Fino ad oggi sono stati pubblicate dodici opere che qui presentiamo ricorrendo a stralci presi dalle varie prefazioni, corredate da un testo poetico.
Il secondo volume della collana “CentodAutore” delle Edizioni Eureka di Corato (BA), Nimbus (2015), porta la firma di Eugenio Lucrezi, salernitano di nascita (1952), ma residente quasi da sempre a Napoli dove svolge la professione di medico. Dopo aver prefato il volume di Lentini (presentato nella puntata precedente), ora si presenta nelle vesti di poeta.
Sfogliando questo piccolo volumetto di ventisei pagine, ci accorgiamo subito che esso è privo di prefazione (una delle prerogative della collana è affidare le proprie poesie ad una prefazione). Azzardo o scelta autoreferenziale? Nulla di tutto questo, in quanto Lucrezi ha voluto semplicemente stabilire un rapporto diretto tra egli e la sua poesia, senza intermediari, facendosi trainare solo dal ritmo dei testi. D’altronde il riferimento esclusivamente a se stesso, trascurando o perdendo ogni rapporto con la realtà esterna, non gli si addice, in quanto «questa plaquette di Eugenio Lucrezi è una sorta di metalinguaggio che riflette sulle sorti della poesia. Di solito gli scrittori e i poeti sono alieni dall’indicare chiaramente quali siano i riferimenti testuali espliciti e impliciti di un’opera letteraria; ma quello che importa, in sede di lettura, non è tanto individuare tutti i possibili e probabili riferimenti intertestuali ed extratestuali contenuti in un’opera quanto le stratificazioni di significati che sotto stanno alla superficie linguistica del messaggio» (G. Linguaglossa, Commento, in «L’Ombra delle Parole», 12 giugno 2015).

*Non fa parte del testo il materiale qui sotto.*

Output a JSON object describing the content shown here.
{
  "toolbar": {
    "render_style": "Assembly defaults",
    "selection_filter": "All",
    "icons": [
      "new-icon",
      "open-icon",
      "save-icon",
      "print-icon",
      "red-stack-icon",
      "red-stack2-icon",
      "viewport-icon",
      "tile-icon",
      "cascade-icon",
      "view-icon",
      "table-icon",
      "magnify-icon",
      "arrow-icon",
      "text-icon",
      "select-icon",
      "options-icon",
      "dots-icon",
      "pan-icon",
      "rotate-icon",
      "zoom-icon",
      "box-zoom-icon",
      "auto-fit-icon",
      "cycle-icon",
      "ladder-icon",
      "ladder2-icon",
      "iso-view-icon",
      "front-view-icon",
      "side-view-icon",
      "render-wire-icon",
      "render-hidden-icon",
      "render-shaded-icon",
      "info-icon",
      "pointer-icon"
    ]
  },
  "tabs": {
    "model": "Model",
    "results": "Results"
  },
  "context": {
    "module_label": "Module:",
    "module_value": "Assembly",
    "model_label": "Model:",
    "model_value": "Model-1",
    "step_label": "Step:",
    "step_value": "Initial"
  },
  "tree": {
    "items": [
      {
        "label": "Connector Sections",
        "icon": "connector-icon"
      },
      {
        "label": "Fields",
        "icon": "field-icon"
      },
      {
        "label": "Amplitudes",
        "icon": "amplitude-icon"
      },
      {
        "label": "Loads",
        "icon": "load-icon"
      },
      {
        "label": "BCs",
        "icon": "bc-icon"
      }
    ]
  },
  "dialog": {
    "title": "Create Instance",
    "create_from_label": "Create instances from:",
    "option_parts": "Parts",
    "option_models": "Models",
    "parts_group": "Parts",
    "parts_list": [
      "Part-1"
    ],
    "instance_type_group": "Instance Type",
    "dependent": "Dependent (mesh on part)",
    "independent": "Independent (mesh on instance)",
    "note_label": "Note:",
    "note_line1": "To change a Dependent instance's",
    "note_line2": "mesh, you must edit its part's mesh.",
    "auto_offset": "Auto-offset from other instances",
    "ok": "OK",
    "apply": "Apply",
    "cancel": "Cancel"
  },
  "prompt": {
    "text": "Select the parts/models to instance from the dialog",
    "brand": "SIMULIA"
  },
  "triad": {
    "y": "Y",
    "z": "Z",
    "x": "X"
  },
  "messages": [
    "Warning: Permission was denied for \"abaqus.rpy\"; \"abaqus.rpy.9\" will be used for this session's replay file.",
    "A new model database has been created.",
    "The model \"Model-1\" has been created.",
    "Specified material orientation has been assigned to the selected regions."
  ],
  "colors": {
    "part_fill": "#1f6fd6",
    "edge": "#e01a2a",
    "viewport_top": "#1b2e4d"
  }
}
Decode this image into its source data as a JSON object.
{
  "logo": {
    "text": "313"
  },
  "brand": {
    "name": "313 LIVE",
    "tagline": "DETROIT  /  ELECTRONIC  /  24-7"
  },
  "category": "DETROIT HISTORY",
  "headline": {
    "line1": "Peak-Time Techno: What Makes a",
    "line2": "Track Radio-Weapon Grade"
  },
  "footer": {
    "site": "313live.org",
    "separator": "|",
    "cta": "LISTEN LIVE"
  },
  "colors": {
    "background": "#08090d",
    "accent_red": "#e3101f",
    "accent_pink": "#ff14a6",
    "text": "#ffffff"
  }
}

Trainare come, trainare dove? In un porto sicuro o in una tempesta equatoriale? Convinto che non esistono porti sicuri e non possedendo la temerarietà di affrontare uragani, la sua poesia effettua una strambata per indirizzare la prua verso acque più calme che le consente di ispezionare il mondo fin nelle insenature più remote. La sua resta, tuttosommato, una poesia “tranquilla”. «Eugenio Lucrezi già dal titolo vuole richiamare l’attenzione del lettore sulla relazione mimetica che lega gli enunciati del testo ad altri enunciati che l’autore si premura di farci conoscere. «Esercizi mimetici» (con le parole dell’autore) come esercizi di stile, confezionamento di un messaggio intertestuale con rimandi ad autori esterni e interni al testo: Kafka, Properzio, Amelia Rosselli, Sergio Solmi, Ovidio, Tommaso Landolfi e alla musica come ad esempio John Cage» (Linguaglossa, ibid.):
princeps dello scibile rispetto
alla filosofia, branca minore
dell’immaginativo delirare
che fa dell’uomo la piuma e lo svolazzo
di un alato destino,
chiedo che tu, nell’arco di un mattino,
insorga icarico e spicchi un presto volo
su nella mesosfera del palazzo
boreale del mondo, e poi, veloce,
mentre mantieni la dovuta altezza,
vada ad ispezionar, con l’emisfero
secondo della mente, pure l’altro
emisfero, a fianco della stella
del Sud, nell’australe emiciclio;
tanto per tuo dovere esplorativo
di dicitore ricognizionale;
e che poi caschi, tu, beneaugurale,
a capo fitto dentro all’accogliente
sorriso del pianeta disvelato:
che ti prende e ti tiene,
perché galoppi come a te conviene. (p. 13)
Le parole diventano segni numerici, ritmi nello scompiglio indomito di molecole sconfinate di un’avventura, come quando le acque placide del mare si agitano e la visione delle cose assume la dimensione reale, fissandosi anche sulle piccole cose o su quelle devastate ma ancora in grado di attirare l’attenzione, di suscitare meraviglia:
a Bernardo Kelz
È sulla meraviglia, sull’attenzione di non cadere nel disincanto che si basano le poesie di Lucrezi, sulla ricerca dell’impossibile, sulla presenza figurale della narrazione ricognizionale, “lontane da domani e da ieri”, “tra acqua e fuoco”, solo apparentemente elevandosi dalla realtà e farsi trasportare dal vento. La cifra è data da un’avventura terrena che trapassa la presenza «… lassù, come forza / che indomita batte, già trafitta». La presenza di Dio o ricerca della propria anima? Si tratta di un viaggio mentale che porta il poeta fino ai Nambikwara, popolazione del Mato Grosso visitata da Claude Lévi-Strauss negli anni ’40 del Novecento, per farsi preghiera per una nuova vita di “fratellanza” tra le lacrime di una voce che si rivolge ad un tempo trascendentale dove però non trova le risposte.